Many will benefit from Heritage Information

I read with interest Mr Slack\'s thoughts on Heritage Information (NSS February issue), a charity set up with the backing of English Heritage and the Department of Trade & Industry.

He is right, of course, to say that craftsmen fortunate enough to enjoy continuously busy books will find little point in our register. However, there are, unfortunately, many hundreds of not-so-lucky (yet similarly skilled) craftsmen entitled, and eager, to tell the wider public about their skills.

The shortage of traditional building skills in this country is an oft-heard lament that Heritage Information was set up to help address.

We exist, simply, to provide the public with easy access to the UK\'s skilled craftsmen, in the belief that skills will continue to die if we do not fire the public imagination.

To do that we must put public access, however undesirable that may be to those with sufficient word-of-mouth business, first and foremost.

There is a real need for public access to objective information on tried-and-tested contractors, consultants and craftsmen.
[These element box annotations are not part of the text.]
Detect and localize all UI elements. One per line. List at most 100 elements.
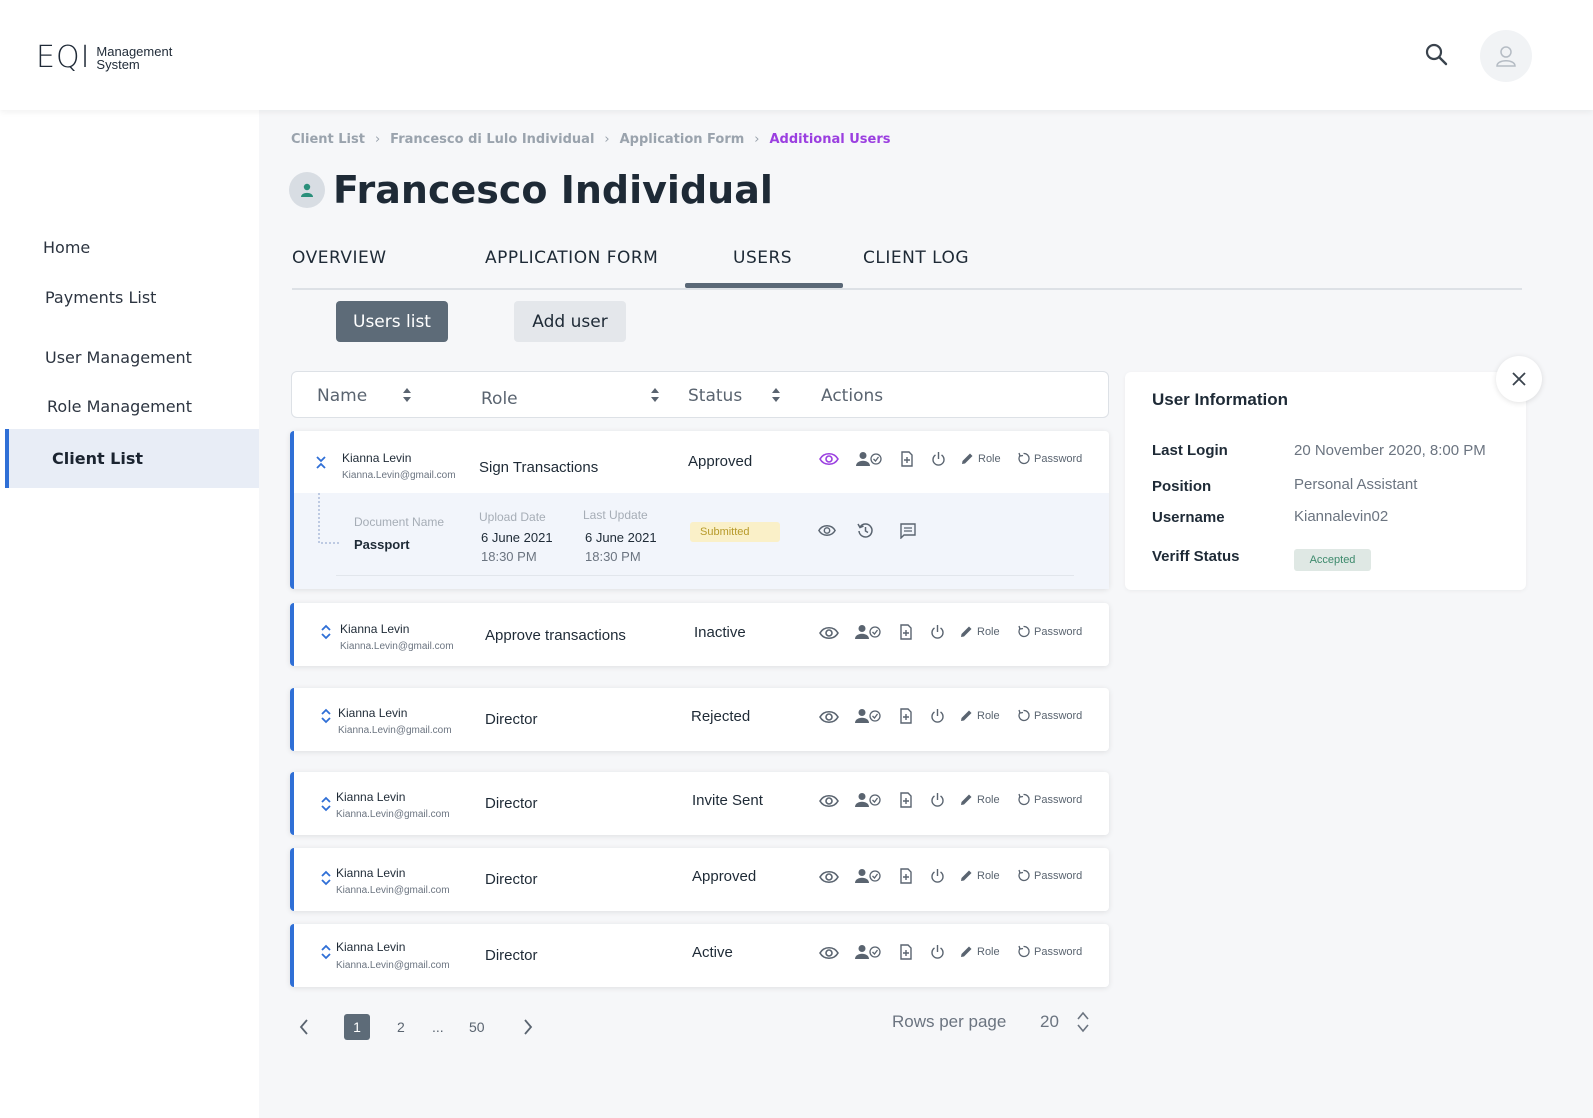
comment-icon[interactable] [900,523,916,539]
table-row[interactable]: Kianna Levin Kianna.Levin@gmail.com Dire… [290,924,1109,987]
page-2-button[interactable]: 2 [397,1019,405,1035]
password-action-label: Password [1034,945,1083,958]
user-verify-icon[interactable] [855,708,883,724]
column-header-actions: Actions [821,386,884,406]
tab-users[interactable]: USERS [733,248,792,268]
user-verify-icon[interactable] [855,624,883,640]
edit-role-button[interactable]: Role [960,869,1000,882]
reset-icon [1018,625,1030,638]
collapse-icon[interactable] [314,453,328,471]
next-page-icon[interactable] [523,1019,533,1035]
power-icon[interactable] [930,868,945,884]
sidebar-item-payments-list[interactable]: Payments List [0,282,259,312]
logo[interactable]: EQI Management System [36,42,172,74]
edit-role-button[interactable]: Role [960,625,1000,638]
expand-icon[interactable] [319,623,333,641]
sort-icon[interactable] [771,387,781,403]
reset-icon [1018,869,1030,882]
power-icon[interactable] [930,792,945,808]
breadcrumb-application-form[interactable]: Application Form [620,132,745,147]
sidebar-item-client-list[interactable]: Client List [5,429,259,488]
view-document-icon[interactable] [818,524,836,537]
document-add-icon[interactable] [899,708,913,724]
tab-client-log[interactable]: CLIENT LOG [863,248,969,268]
tab-application-form[interactable]: APPLICATION FORM [485,248,658,268]
document-add-icon[interactable] [899,624,913,640]
view-icon[interactable] [819,870,839,884]
edit-role-button[interactable]: Role [960,945,1000,958]
table-row[interactable]: Kianna Levin Kianna.Levin@gmail.com Sign… [290,431,1109,589]
reset-password-button[interactable]: Password [1017,793,1082,806]
power-icon[interactable] [930,624,945,640]
expand-icon[interactable] [319,707,333,725]
user-verify-icon[interactable] [855,792,883,808]
reset-password-button[interactable]: Password [1017,709,1082,722]
expand-icon[interactable] [319,869,333,887]
reset-password-button[interactable]: Password [1017,625,1082,638]
page-1-button[interactable]: 1 [344,1014,370,1040]
edit-role-button[interactable]: Role [961,452,1001,465]
view-icon[interactable] [819,794,839,808]
sidebar-item-user-management[interactable]: User Management [0,342,259,372]
user-status: Active [692,944,733,961]
user-name: Kianna Levin [338,706,408,720]
document-add-icon[interactable] [899,944,913,960]
sort-icon[interactable] [402,387,412,403]
edit-role-button[interactable]: Role [960,793,1000,806]
password-action-label: Password [1034,869,1083,882]
view-icon[interactable] [819,452,839,466]
role-action-label: Role [977,869,1000,882]
document-add-icon[interactable] [899,792,913,808]
page-50-button[interactable]: 50 [469,1019,485,1035]
breadcrumb-client-list[interactable]: Client List [291,132,365,147]
last-login-value: 20 November 2020, 8:00 PM [1294,442,1486,459]
tree-connector [318,493,340,544]
table-row[interactable]: Kianna Levin Kianna.Levin@gmail.com Dire… [290,848,1109,911]
sort-icon[interactable] [650,387,660,403]
user-verify-icon[interactable] [855,868,883,884]
power-icon[interactable] [930,708,945,724]
breadcrumb-current: Additional Users [769,132,891,147]
table-row[interactable]: Kianna Levin Kianna.Levin@gmail.com Dire… [290,772,1109,835]
reset-password-button[interactable]: Password [1017,869,1082,882]
user-status: Approved [692,868,757,885]
column-header-status: Status [688,386,743,406]
reset-password-button[interactable]: Password [1017,452,1082,465]
table-row[interactable]: Kianna Levin Kianna.Levin@gmail.com Dire… [290,688,1109,751]
close-panel-button[interactable] [1496,356,1542,402]
rows-per-page-stepper[interactable] [1076,1010,1090,1034]
document-add-icon[interactable] [899,868,913,884]
role-action-label: Role [977,793,1000,806]
user-name: Kianna Levin [336,866,406,880]
document-add-icon[interactable] [900,451,914,467]
user-status: Inactive [694,624,746,641]
previous-page-icon[interactable] [299,1019,309,1035]
view-icon[interactable] [819,626,839,640]
table-row[interactable]: Kianna Levin Kianna.Levin@gmail.com Appr… [290,603,1109,666]
password-action-label: Password [1034,625,1083,638]
search-icon[interactable] [1424,42,1450,68]
power-icon[interactable] [931,451,946,467]
upload-date: 6 June 2021 [481,530,553,545]
add-user-button[interactable]: Add user [514,301,626,342]
view-icon[interactable] [819,710,839,724]
edit-role-button[interactable]: Role [960,709,1000,722]
user-avatar[interactable] [1480,30,1532,82]
panel-title: User Information [1152,390,1289,409]
power-icon[interactable] [930,944,945,960]
view-icon[interactable] [819,946,839,960]
expand-icon[interactable] [319,943,333,961]
tab-overview[interactable]: OVERVIEW [292,248,387,268]
sidebar-item-role-management[interactable]: Role Management [0,391,259,421]
main-content: Client List › Francesco di Lulo Individu… [259,110,1593,1118]
user-verify-icon[interactable] [856,451,884,467]
history-icon[interactable] [857,522,874,539]
rows-per-page-value[interactable]: 20 [1040,1012,1059,1032]
sidebar-item-home[interactable]: Home [0,232,259,262]
expand-icon[interactable] [319,795,333,813]
logo-text: Management System [96,45,172,71]
user-verify-icon[interactable] [855,944,883,960]
users-list-button[interactable]: Users list [336,301,448,342]
reset-password-button[interactable]: Password [1017,945,1082,958]
breadcrumb-client[interactable]: Francesco di Lulo Individual [390,132,594,147]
Government-funded organisations are, however, unable to provide this for legal reasons. Heritage Information\'s idea has found support from backers like English Heritage because bad builders and inept craftsmen have done, and continue to do, much to undermine public confidence.

As John Fidler, director of building conservation at English Heritage, explains, Heritage Information aims to become a benchmark for quality and public assurance in this field.

Heritage Information is a unique national resource of information on people, products and skills involved in every aspect of conservation and repair.

I agree that funding for a venture such as ours is a difficult issue and one which may be interpreted by some as a cynical play for profits at the expense of the struggling craftsman.

However, the fee we charge will not buy anyone a place on the register. Only those vetted to nationally-recognised criteria by our team of registrars (including stone masons) will gain entry.

And I can assure you that, once this vetting process has been completed, only a tiny margin remains with which to pay our small number of staff.

Finally, I hope that Heritage Information will encourage a cross-fertilisation of ideas and communication across the sector. Oiling the wheels of conservation in the UK means providing not only a vetted register of craftsmen, consultants and contractors, but conservation-related books, jobs, specialist sources of information, courses and grants as well.